Prices for work by Conrad Marca-Relli (1913–2000) have been rising in recent years, reflecting “a growing recognition of his quality and his place in the canon,” said Frank Del Deo, president and director of Knoedler & Company, which began representing the estate of Marca-Relli in 2008

NEW YORK—Prices for work by Conrad Marca-Relli (1913–2000) have been rising in recent years, reflecting “a growing recognition of his quality and his place in the canon,” said Frank Del Deo, president and director of Knoedler & Company, which began representing the estate of Marca-Relli in 2008.

The gallery held its first exhibition of the artist’s work in 2009 and is currently featuring (through July 29) “City to Town,” a show of 18 of his collage and mixed-media paintings, with works dating from 1942 to 1996.

The pieces are being offered at prices between $150,000/$400,000, varying largely according to size, says Del Deo. Other factors that affect price include the date the works were produced—earlier works bring higher prices—as well as whether the paintings are on paper or canvas.
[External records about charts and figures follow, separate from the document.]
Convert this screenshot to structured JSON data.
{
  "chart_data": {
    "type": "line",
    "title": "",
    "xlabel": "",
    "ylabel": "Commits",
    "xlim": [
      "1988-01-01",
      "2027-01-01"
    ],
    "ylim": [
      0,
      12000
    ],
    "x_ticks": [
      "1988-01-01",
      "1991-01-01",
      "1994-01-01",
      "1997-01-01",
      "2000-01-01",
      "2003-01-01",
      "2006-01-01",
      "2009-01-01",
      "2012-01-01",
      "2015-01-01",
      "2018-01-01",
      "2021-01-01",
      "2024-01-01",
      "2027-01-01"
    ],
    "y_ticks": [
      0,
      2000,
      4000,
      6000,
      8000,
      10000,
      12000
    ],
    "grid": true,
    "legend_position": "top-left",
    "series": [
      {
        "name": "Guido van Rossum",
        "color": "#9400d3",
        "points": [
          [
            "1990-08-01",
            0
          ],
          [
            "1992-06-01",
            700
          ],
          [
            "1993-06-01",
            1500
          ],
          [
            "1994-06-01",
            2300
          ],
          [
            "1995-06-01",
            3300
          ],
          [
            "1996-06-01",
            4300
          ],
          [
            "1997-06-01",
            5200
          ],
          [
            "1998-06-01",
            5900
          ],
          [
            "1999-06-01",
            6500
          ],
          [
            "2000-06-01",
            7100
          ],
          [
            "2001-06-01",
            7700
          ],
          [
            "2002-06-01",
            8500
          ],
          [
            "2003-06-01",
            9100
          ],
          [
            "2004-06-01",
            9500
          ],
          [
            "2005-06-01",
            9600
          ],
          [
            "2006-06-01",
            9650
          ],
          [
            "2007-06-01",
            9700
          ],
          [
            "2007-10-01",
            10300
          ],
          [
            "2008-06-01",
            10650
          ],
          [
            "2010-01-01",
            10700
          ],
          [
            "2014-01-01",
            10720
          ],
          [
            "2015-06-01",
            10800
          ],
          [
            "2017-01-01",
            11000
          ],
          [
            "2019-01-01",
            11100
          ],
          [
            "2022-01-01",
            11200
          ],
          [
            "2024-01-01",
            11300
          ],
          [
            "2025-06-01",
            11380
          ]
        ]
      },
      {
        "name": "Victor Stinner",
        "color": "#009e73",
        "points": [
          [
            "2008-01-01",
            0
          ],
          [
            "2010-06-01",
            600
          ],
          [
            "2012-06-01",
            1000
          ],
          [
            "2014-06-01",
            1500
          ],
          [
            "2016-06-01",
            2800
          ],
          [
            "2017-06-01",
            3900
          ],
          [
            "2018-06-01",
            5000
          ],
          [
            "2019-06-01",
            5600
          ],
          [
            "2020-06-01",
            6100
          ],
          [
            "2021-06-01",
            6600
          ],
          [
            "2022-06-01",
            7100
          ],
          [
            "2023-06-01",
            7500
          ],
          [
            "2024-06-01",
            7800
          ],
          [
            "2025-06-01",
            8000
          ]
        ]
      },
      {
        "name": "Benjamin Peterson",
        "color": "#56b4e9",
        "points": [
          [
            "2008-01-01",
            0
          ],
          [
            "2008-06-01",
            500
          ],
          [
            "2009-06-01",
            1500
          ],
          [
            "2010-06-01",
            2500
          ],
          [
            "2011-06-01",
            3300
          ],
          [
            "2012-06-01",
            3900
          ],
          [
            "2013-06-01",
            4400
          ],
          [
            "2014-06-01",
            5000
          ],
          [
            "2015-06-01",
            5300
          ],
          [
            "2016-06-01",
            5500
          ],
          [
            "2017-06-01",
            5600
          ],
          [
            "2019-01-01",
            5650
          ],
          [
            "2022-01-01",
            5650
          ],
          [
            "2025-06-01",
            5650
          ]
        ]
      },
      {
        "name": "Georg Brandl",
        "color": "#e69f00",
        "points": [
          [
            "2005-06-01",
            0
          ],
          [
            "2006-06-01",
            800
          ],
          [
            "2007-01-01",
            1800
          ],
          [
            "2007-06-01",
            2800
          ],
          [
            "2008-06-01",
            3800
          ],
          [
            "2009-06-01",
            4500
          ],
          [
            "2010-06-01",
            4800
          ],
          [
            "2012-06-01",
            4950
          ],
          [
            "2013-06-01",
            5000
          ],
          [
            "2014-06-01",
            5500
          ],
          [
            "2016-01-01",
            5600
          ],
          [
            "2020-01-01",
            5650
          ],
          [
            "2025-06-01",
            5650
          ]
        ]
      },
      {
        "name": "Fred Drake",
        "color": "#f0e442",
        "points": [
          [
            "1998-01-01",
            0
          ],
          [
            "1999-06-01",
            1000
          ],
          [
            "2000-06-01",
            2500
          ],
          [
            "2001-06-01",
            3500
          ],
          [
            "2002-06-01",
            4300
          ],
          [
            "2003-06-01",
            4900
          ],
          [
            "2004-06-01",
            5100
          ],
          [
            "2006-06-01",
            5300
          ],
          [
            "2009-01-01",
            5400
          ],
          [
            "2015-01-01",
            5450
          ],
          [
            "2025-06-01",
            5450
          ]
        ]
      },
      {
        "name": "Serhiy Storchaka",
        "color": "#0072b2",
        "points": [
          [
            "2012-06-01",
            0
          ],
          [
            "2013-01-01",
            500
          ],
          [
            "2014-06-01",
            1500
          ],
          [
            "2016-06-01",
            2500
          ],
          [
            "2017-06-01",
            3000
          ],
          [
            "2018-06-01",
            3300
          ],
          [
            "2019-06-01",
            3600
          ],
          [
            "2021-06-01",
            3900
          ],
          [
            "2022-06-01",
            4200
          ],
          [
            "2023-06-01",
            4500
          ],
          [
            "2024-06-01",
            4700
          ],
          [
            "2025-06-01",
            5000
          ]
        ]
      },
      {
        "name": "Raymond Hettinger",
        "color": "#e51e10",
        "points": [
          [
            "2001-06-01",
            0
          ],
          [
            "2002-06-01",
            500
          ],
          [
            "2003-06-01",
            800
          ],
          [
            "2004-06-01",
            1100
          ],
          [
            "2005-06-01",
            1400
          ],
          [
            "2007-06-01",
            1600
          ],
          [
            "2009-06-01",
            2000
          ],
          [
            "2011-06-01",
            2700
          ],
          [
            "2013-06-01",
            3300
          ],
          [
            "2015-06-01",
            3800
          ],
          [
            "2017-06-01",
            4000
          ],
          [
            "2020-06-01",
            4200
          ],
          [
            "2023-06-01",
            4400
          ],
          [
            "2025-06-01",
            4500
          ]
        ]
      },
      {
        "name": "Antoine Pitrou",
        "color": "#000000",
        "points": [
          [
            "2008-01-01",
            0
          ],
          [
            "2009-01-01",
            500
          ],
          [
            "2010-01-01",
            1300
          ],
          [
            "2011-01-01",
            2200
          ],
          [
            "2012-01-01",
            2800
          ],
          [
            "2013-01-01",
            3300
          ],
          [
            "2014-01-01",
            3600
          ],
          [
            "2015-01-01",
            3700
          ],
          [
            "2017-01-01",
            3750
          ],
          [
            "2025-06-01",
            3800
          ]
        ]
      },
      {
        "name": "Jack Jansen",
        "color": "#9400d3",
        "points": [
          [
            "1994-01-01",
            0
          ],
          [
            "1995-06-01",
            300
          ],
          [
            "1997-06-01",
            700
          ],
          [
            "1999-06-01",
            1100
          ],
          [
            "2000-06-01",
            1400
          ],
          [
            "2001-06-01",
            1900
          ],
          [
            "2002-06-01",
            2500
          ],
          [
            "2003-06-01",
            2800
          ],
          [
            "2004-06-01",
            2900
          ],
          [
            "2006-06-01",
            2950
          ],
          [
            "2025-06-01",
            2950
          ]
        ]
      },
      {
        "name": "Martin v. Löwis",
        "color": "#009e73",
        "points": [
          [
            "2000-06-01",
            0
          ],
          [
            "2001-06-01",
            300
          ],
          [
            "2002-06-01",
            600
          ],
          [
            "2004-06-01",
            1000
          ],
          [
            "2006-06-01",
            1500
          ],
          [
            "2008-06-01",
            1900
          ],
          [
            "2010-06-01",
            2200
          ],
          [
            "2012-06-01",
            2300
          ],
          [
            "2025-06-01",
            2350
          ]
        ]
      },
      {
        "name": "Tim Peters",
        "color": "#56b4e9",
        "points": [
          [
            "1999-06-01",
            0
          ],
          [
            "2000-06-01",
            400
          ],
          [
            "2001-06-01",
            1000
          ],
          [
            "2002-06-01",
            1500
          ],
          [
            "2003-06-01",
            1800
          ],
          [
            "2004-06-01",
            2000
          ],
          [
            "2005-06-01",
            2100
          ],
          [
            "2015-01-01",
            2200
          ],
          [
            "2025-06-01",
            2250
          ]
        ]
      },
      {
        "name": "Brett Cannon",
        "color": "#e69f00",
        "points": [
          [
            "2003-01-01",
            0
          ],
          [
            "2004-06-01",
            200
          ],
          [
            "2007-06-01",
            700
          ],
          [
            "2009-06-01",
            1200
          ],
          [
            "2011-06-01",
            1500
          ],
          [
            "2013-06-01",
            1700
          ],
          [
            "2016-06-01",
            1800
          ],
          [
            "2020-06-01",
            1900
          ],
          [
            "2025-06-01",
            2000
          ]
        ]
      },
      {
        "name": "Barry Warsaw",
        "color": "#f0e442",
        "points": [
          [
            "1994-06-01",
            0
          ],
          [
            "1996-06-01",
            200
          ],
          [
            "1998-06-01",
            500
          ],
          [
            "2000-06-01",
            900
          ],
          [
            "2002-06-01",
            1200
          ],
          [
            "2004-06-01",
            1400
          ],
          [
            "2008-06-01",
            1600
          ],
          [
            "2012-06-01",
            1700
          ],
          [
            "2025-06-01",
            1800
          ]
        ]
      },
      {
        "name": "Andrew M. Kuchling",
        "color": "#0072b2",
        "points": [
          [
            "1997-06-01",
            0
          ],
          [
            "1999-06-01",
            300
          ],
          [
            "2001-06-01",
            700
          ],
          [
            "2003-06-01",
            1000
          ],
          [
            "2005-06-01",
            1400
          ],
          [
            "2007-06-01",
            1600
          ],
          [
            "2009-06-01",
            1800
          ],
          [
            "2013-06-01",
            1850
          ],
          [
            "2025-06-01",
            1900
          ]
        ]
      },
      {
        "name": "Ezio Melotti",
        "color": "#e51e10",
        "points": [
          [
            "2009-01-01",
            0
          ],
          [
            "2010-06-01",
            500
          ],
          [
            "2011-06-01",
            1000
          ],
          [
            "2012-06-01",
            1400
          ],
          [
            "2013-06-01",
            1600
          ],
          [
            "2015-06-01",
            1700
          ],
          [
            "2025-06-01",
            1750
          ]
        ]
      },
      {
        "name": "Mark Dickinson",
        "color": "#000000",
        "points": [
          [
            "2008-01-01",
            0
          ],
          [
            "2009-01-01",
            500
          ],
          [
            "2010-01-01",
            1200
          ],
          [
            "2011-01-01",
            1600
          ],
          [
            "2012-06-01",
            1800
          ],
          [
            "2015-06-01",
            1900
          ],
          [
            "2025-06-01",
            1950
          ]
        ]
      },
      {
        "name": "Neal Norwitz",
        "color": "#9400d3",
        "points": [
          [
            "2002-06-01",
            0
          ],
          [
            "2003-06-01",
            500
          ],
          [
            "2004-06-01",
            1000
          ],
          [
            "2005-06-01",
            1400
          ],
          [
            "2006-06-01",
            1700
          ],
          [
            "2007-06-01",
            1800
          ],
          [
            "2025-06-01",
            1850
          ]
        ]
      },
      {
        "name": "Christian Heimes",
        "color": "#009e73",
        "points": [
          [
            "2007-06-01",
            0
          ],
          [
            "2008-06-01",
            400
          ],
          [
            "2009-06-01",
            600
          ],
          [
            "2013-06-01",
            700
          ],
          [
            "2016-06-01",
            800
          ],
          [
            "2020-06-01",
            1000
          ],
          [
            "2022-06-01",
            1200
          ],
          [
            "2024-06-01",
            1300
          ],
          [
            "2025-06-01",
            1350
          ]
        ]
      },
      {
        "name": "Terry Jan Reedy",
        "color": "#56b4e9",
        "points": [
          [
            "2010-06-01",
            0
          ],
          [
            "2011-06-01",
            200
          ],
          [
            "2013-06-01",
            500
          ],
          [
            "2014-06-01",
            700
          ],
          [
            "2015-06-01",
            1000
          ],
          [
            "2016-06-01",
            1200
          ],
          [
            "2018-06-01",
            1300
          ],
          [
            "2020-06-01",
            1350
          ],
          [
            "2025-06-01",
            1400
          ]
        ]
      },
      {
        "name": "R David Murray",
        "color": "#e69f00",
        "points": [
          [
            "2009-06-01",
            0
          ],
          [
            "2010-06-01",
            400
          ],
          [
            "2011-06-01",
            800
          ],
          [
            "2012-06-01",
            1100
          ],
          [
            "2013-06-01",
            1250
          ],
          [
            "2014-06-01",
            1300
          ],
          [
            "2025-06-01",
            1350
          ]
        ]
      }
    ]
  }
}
All but one of the works in the current show is from the estate, known as the Marca-Relli Archive and located in Parma, Italy, while one painting is on loan and is not for sale. So far, two of the 18 works in the exhibit have been sold to private U.S. collectors, Del Deo says.

He also notes that the Marca-Relli estate contains hundreds of collage paintings—on paper, canvas and panel—as well as a few abstract metal sculptures. Collectors have placed a lot of emphasis on work executed in the 1950s, he says, explaining that “that’s where the auctions have achieved their highest prices, but we’ve been seeing work from the 1960s and ’70s selling above the estimates too.” Marca-Relli continued to produce work into the last decades of his life. Works from the 1980s and ’90s, Del Deo says, are priced in the lower range, around $100,000.

The artist was a friend of Franz Kline and Adolph Gottlieb, and was also a neighbor of Jackson Pollock and Lee Krasner. Says Del Deo, “he was a quieter presence. . . . He was not making such radical gestures; he was more of a composer, and he worked in the medium of collage, which none of the others were doing,” Furthermore, he was not as identified with New York City as the other Abstract Expressionists, since he often traveled to Europe. Awareness of Marca-Relli has been slower to build than that of his colleagues, “but we’ve seen the market for his work strengthening and tightening, resulting in higher prices.”

In 1967, the Whitney Museum of American Art held a Marca-Relli retrospective, and shortly thereafter the artist moved to Europe, settling in Parma in 1997.

Knoedler sells some of the artist’s work on the secondary market, but for the most part it represents primary-market material from the estate, and the majority of buyers are in the United States. Marca-Relli’s work has come up periodically at public sales, frequently meeting auction-house estimates. Most recently, an aluminum collage, Untitled (M-4-63), was part of the May 20 sale of American and European art at Skinner auction house in Boston (page 6), selling for $53,325, far surpassing the modest $2,000/3,000 estimate.

The top auction price for the artist’s work is $1.1 million, achieved for the oil and collage on canvas St. Cyprian’s Day, 1957–58, which Christie’s had estimated at $400,000/600,000 in May of 2008. The piece had been sold just a year and a half earlier at Christie’s for $441,600 against an estimate of $120,000/180,000. Other top prices for Marca-Relli’s work include $409,272 (estimate: $99,700/139,581) for the oil The Woman of Samura, 1958, sold at Sotheby’s London in 2008.